Shefner, Vadim Sergeevich

 

Born Dec. 30, 1914 (Jan. 12, 1915), in Petrograd. Soviet Russian writer. Member of the CPSU since 1945.

Shefner, the son of a military man, studied in the rabfak (workers’ school) at the University of Leningrad and served in the Great Patriotic War (1941–45). His poetry collection Defense (1943), his narrative poem Meeting in the Suburb (1945), and his novella Sister of Sorrow (1970) were devoted to the heroic defenders of Leningrad. In his poetry collections Signs of the Earth (1961), Vaults (1967), and Freeboard (1970) he turned toward the traditions of Russian philosophical lyric poetry.

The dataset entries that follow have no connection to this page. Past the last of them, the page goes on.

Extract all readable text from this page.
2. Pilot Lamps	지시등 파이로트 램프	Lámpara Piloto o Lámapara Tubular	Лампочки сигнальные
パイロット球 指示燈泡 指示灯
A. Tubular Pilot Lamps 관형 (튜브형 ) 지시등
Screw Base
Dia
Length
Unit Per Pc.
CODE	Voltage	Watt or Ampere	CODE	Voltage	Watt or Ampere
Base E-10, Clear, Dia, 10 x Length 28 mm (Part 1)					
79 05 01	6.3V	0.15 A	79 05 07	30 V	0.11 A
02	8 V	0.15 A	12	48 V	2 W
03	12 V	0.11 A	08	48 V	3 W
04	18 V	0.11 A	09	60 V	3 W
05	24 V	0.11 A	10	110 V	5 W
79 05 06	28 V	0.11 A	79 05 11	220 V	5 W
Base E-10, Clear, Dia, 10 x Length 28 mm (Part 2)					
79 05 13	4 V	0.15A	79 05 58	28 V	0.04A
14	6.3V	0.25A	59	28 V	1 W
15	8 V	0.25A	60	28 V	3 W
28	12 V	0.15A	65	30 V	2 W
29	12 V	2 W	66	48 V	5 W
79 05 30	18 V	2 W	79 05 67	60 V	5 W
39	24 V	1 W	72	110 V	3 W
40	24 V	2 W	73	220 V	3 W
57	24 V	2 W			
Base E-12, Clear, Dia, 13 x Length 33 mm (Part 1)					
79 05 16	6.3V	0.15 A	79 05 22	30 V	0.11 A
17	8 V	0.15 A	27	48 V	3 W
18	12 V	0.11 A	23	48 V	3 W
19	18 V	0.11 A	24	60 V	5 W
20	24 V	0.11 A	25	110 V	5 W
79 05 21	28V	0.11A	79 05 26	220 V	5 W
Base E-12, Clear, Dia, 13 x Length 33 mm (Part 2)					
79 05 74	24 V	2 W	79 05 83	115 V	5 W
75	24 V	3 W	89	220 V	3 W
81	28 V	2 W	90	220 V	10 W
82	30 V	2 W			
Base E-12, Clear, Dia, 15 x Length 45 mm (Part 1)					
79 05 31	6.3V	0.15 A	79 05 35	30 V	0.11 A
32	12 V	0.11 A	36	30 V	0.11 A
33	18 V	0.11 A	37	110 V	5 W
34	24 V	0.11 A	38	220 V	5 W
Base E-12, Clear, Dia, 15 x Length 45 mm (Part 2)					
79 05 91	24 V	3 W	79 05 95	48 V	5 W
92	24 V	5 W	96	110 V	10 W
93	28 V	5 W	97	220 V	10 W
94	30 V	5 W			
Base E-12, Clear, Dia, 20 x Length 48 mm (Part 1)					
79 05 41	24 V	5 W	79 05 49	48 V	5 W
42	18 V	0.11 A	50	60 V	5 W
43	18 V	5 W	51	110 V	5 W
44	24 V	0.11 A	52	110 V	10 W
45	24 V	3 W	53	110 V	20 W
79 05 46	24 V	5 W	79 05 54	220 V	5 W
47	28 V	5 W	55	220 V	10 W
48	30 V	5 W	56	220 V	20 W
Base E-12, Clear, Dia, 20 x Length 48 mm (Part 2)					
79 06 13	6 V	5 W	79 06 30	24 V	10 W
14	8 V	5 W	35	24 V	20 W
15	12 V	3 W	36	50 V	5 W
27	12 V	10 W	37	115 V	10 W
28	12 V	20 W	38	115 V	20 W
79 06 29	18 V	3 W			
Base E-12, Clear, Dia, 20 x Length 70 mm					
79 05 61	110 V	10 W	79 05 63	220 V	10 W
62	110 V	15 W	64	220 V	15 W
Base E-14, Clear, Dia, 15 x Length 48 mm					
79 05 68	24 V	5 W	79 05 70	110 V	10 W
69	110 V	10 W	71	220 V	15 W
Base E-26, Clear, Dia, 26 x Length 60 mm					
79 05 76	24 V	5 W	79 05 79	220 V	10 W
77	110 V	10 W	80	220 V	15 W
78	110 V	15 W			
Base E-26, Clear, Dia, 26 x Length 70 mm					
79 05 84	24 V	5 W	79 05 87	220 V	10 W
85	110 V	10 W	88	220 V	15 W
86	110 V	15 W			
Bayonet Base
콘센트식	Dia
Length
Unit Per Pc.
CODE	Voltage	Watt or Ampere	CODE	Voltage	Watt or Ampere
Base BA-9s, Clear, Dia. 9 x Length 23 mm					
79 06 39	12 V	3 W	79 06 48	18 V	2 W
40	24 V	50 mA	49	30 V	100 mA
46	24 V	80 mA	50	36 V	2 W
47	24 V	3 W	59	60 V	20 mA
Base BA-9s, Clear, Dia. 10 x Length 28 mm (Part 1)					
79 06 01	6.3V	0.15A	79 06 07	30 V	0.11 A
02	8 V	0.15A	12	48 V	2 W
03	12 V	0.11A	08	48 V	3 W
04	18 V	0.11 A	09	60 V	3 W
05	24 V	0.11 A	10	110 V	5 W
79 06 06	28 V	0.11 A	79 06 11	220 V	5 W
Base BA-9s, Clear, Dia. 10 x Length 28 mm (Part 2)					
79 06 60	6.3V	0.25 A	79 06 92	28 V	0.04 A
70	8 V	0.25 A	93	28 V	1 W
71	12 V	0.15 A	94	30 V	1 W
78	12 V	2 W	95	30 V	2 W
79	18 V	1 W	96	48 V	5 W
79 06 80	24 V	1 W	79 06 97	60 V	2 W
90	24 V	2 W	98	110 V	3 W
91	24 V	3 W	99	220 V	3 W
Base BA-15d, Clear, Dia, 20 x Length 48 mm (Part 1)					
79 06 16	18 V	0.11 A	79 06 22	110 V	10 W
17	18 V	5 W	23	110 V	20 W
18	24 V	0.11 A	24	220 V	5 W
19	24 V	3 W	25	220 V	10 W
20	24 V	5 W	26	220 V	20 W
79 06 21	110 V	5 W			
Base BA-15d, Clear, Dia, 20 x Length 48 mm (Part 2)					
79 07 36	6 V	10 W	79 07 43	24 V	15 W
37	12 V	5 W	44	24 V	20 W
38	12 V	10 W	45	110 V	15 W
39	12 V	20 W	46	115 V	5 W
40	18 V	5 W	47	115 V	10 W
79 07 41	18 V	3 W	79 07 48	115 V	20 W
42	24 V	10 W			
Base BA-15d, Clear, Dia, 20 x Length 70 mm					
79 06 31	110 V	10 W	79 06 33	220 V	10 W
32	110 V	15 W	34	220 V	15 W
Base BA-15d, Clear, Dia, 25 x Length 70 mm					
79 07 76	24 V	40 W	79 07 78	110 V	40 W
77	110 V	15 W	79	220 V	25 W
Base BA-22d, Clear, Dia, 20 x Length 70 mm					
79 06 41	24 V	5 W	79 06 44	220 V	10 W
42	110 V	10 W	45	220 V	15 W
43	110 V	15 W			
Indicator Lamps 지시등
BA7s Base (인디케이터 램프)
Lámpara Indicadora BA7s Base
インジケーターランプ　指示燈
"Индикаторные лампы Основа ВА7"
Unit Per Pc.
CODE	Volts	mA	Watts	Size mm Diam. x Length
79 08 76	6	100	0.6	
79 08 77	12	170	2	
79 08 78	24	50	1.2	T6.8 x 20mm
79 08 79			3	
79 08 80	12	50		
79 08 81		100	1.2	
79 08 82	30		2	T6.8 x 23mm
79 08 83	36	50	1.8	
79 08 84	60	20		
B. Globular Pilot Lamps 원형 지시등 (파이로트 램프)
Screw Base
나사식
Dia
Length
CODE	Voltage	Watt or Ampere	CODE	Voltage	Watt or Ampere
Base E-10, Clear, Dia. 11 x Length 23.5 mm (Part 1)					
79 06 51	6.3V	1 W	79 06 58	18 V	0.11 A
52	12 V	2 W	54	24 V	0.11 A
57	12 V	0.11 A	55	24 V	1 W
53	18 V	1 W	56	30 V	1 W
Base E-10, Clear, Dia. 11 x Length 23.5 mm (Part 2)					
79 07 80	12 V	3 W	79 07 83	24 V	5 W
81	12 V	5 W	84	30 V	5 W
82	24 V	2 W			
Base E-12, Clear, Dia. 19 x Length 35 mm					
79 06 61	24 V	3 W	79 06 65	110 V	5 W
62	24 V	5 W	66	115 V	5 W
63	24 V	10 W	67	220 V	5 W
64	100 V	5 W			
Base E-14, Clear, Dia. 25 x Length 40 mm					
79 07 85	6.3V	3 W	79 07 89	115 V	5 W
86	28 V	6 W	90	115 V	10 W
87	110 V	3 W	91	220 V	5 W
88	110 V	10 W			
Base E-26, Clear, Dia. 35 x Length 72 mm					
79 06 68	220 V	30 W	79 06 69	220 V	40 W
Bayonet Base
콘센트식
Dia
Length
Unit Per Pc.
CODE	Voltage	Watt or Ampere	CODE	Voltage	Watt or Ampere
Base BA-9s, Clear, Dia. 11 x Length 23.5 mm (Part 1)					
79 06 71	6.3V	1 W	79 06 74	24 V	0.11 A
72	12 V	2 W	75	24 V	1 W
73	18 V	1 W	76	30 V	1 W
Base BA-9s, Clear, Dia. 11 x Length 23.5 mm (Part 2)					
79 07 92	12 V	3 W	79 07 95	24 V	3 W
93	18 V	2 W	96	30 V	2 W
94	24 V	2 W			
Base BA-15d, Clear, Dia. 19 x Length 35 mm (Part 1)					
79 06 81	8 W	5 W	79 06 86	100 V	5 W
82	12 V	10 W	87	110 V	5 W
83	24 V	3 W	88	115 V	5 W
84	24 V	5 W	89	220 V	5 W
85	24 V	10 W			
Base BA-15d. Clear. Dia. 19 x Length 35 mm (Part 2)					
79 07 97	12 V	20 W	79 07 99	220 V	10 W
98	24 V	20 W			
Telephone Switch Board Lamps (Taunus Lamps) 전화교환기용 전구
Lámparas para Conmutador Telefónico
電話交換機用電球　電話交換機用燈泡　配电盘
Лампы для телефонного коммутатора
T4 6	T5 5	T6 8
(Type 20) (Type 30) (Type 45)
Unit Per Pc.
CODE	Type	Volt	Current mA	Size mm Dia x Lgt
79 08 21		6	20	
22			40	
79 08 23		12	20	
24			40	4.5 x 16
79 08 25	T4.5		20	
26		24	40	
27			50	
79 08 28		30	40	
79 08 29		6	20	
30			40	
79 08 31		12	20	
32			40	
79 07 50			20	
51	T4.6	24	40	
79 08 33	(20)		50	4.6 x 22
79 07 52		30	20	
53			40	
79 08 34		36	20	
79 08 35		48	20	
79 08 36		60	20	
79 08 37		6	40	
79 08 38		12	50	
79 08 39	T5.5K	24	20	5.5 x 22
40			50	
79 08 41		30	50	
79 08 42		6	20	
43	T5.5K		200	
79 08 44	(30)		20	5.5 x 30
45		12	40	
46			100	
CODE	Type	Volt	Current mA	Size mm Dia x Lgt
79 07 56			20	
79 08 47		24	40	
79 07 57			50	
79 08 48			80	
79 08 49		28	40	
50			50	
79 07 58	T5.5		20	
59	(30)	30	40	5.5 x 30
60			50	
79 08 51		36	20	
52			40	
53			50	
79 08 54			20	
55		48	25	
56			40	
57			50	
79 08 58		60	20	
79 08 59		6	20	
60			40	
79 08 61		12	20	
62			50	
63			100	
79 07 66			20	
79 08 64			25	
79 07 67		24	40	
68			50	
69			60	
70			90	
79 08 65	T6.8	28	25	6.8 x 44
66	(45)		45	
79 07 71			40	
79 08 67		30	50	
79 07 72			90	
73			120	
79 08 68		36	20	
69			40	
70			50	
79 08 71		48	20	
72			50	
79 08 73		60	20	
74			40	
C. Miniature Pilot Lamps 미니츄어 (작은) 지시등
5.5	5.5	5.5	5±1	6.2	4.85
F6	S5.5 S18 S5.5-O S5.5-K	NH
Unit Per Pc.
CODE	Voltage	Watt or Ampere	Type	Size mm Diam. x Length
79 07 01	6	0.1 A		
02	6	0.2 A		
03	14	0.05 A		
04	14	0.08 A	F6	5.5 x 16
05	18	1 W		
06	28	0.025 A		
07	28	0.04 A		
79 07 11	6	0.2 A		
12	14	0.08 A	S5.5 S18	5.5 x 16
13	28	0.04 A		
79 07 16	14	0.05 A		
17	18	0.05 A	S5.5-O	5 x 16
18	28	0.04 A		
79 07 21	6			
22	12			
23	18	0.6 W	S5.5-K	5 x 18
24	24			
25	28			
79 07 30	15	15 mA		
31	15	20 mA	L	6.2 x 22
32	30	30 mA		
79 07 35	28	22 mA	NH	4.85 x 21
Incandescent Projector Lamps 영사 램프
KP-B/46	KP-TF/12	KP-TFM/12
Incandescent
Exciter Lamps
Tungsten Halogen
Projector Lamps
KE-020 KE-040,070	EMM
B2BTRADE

Shefner has also written tales of fantasy, entertaining and ironic in tone, that raise moral questions. They include the novellas Girl at the Precipice, or The Notes of Kovrigin (1964), The Man With Five “No’s,” or the Confession of a Simpleton (1967), and The Utter Mystery (1970).

WORKS

Izbr. proizv., vols. 1–2. Leningrad, 1975.
Imia dlia ptitsy: Povesti. Leningrad, 1976.

REFERENCES

Kuz’michev, I. Vadim Shefner: Ocherk tvorchestva. Leningrad, 1968.
Reznikov, L. “Trevozhnaia liubov’ k cheloveku.” Neva, 1971, no. 10.
Makedonov, A. “Vadim Shefner.” In Portrety i problemy. Leningrad, 1977.